On the regional scale, we found (Eastman, J.L., M.B. Coughenour, and R.A. Pielke, 2001: The effects of CO2 and landscape change using a coupled plant and meteorological model. Global Change Biology, 7, 797-815) that the radiative effect of doubling CO2 was swamped by the combined biophysical (changes in the fluxes of trace gases and heat between vegetation, soils, and the atmosphere), and biogeochemical effects of doubling CO2. Significant climate influences included that maximum surface air temperatures were decreased and minimum surface air temperatures increased during this growing season simulation of the central Great Plains.

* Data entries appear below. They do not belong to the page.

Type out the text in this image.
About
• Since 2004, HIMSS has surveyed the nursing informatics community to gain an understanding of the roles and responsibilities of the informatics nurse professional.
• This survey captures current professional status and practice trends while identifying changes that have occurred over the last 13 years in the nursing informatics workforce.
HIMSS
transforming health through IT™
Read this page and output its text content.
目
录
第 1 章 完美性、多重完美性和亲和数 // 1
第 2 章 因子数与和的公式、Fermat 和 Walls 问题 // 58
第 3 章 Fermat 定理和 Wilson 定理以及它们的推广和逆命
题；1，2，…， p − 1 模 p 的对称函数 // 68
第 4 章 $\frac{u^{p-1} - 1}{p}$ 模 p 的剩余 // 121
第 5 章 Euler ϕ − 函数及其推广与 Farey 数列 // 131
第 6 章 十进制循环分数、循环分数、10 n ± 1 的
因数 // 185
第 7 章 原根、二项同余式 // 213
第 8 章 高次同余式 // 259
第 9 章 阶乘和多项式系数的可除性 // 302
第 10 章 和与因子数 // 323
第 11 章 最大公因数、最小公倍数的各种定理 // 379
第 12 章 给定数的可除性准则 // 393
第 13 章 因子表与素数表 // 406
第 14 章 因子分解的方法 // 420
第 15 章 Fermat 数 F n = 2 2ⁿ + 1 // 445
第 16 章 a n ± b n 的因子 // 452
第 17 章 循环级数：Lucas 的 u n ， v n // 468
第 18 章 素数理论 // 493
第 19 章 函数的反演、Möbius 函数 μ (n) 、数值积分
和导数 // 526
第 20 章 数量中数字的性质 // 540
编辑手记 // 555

The reason for this large effect was that the increased atmospheric concentration of CO2 permitted individual stoma on the leaves to be more water efficient, which resulted in more plant growth than occurred in the model study when the current atmospheric concentrations of CO2 were prescribed. This effect was immediate, whereas, the radiative effect of CO2 requires a feedback with a warming ocean so that the more important greenhouse gas, H2O, increases in the atmosphere. The doubled biophysical/ biogeochemical CO2 experiment, however, resulted in greater atmospheric concentrations of H2O without any ocean feedback, since the larger amount of vegetation transpired more water vapor within the atmosphere, than otherwise would have occurred. This added water vapor produced a greenhouse effect, which resulted in warmer nights. The greater amount of incident solar insolation that went into latent heat flux during the day, however, resulted in cooler daytime maximum temperatures.
This conclusion, of course, is only from a process study for just for one landscape type. It does strongly support, however, a first-order effect on the climate system due the biogeochemical effect of increased atmospheric CO2. Clearly more work is needed to understand the multi-faceted effect of biogeochemical climate forcings, but we already know that this additional first order effect further complicates our ability to provide skillful climate predictions to policymakers.
Readers of the weblog are invited to add additional papers which provide (or refute, if available), published studies on the role of the biogeochemical role of CO2 as a first-order climate forcing.